Defendant persuasively contends that the last named case is a holding that the trademark act establishes such a comprehensive statutory scheme, which should not be disrupted by extraneous procedures except in a clear case (such as Simmonds, supra) where declaratory relief is required in the interest of justice.
A second factor relevant to exercise of discretion is the fact that trade marks, though intangible and not chattels, constitute genuine and substantial property rights akin to a res, and that the issues involved in the instant case are practically identical with those in the State suit. The mutual forbearance prescribed in cases such as Princess Lida of Thurn and Taxis v. Thompson, 305 U.S. 456, 466, 59 S.Ct. 275, 83 L.Ed. 285 (1939), should therefore be practiced! *650and the jurisdiction of the court first on the scene to deal with the res should be respected.
A third similar factor is the public interest in the efficient administration of justice without friction or duplication of effort. It is unseemly to encourage a race of diligence between federal and State courts, like Olympic Games competitors, striving to see which one can first overcome the procedural hurdles set before it and cross the finish line into the end zone of res judicata.
Moreover, the State court can be depended upon to give appropriate recognition to the federally created rights of the parties. Atlantic Freight Lines v. Pa. P. U. C., 109 F.Supp. 385, 387 (W. D.Pa.1952).2 Certainly in a prosaic matter of commercial rivalry, giving no occasion to revive the emotional animosities which becloud certain sequelae of the War of 1861-65 and make suspect the actions of State tribunals on certain issues in certain parts of the nation [See, e. g., Dombrowski v. Pfister, 380 U.S. 479, 487, 85 S.Ct. 1116, 14 L.Ed.2d 22 (1965), this Tennessee defendant can certainly expect to receive even-handed justice from the Pennsylvania courts. In fact, it won a similar case a few years ago, when it had not yet advanced so far as it now has in consummating its “ambition to establish by license and uniform regulations a national string of motels”. Zimmerman v. B. & C. Motel Corp., 401 Pa. 278, 280, 163 A.2d 884, 885 (1960).

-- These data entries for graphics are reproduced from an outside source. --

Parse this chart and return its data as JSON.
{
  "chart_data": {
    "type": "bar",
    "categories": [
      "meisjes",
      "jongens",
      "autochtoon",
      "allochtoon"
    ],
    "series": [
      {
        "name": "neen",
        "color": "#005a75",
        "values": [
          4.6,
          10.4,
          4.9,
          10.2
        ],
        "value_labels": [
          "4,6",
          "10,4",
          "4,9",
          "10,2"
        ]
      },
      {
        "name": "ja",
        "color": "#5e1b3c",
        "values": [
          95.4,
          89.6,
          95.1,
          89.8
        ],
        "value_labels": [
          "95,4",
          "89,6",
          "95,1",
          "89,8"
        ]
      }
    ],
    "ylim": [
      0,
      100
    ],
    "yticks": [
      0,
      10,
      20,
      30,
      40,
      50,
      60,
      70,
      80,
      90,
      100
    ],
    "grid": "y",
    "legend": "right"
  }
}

It may seem plain to us upon superficial examination that plaintiff’s right to exploit its trade mark is clear arid that there is no deceptive similarity between plaintiff’s and defendant’s names; yet upon full ventilation of all the facts at trial and detailed proof of the nature and dates of events the Court of Common Pleas might rightly find otherwise. It is therefore prudent to await the orderly outcome of the pending litigation in the State court.
Accordingly, in the exercise of discretion in the light of the foregoing factors, we conclude that the instant case is not one appropriate for declaratory judgment in this Court, and that plaintiff’s motion for summary judgment should be denied and the case dismissed.

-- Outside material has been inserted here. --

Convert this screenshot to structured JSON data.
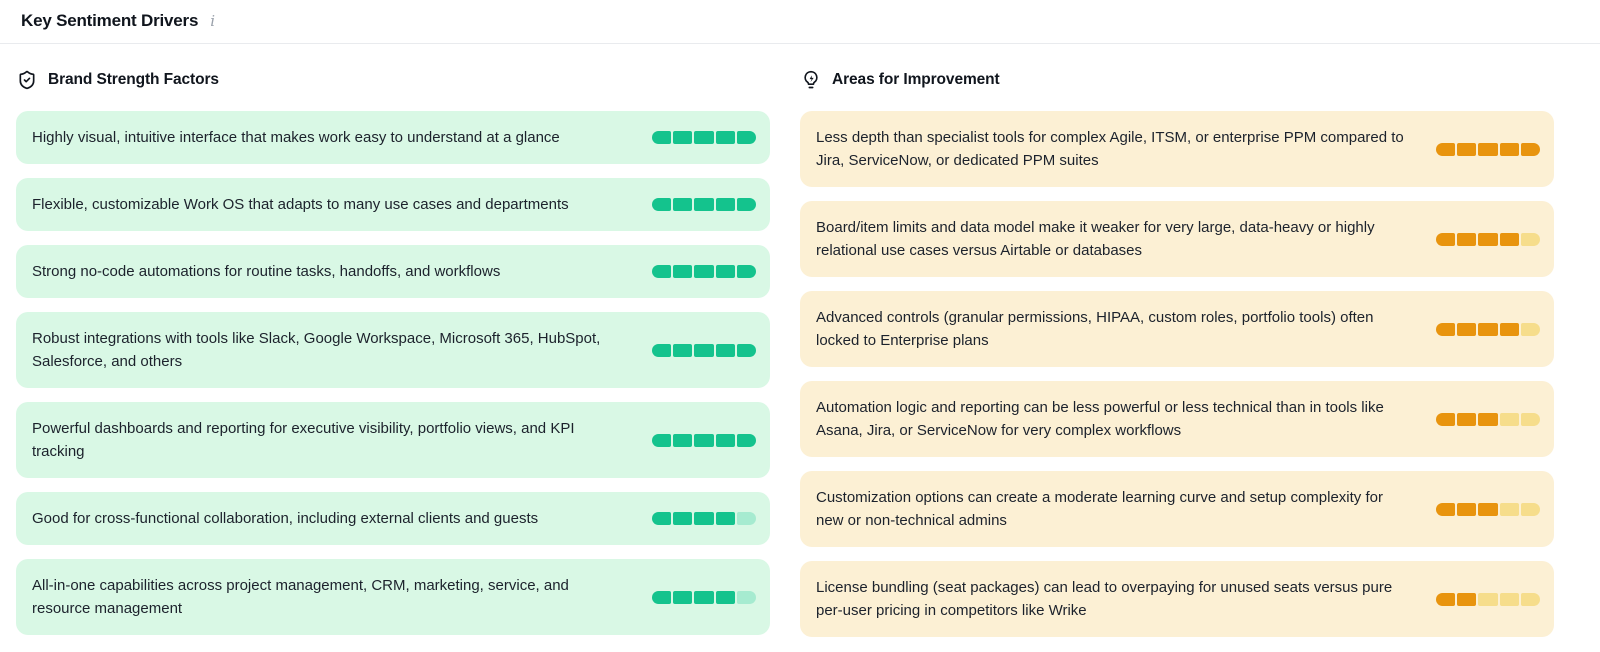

. We note that Brillhart was cited with approval by the Supreme Court in a recent case, decided January 29, 1968, Provident Tradesmens Bank & Trust Co. v. Patterson, 390 U.S. 102, 88 S.Ct. 733, 19 L.Ed.2d 936.

. That plaintiff’s federally granted rights in this case were clear was demonstrated by the subsequent decision of the Supreme Court in Service Storage & Transfer Co. v. Com. of Virginia, 359 U.S. 171, 175-177, 79 S.Ct. 714, 3 L.Ed.2d 717 (1959).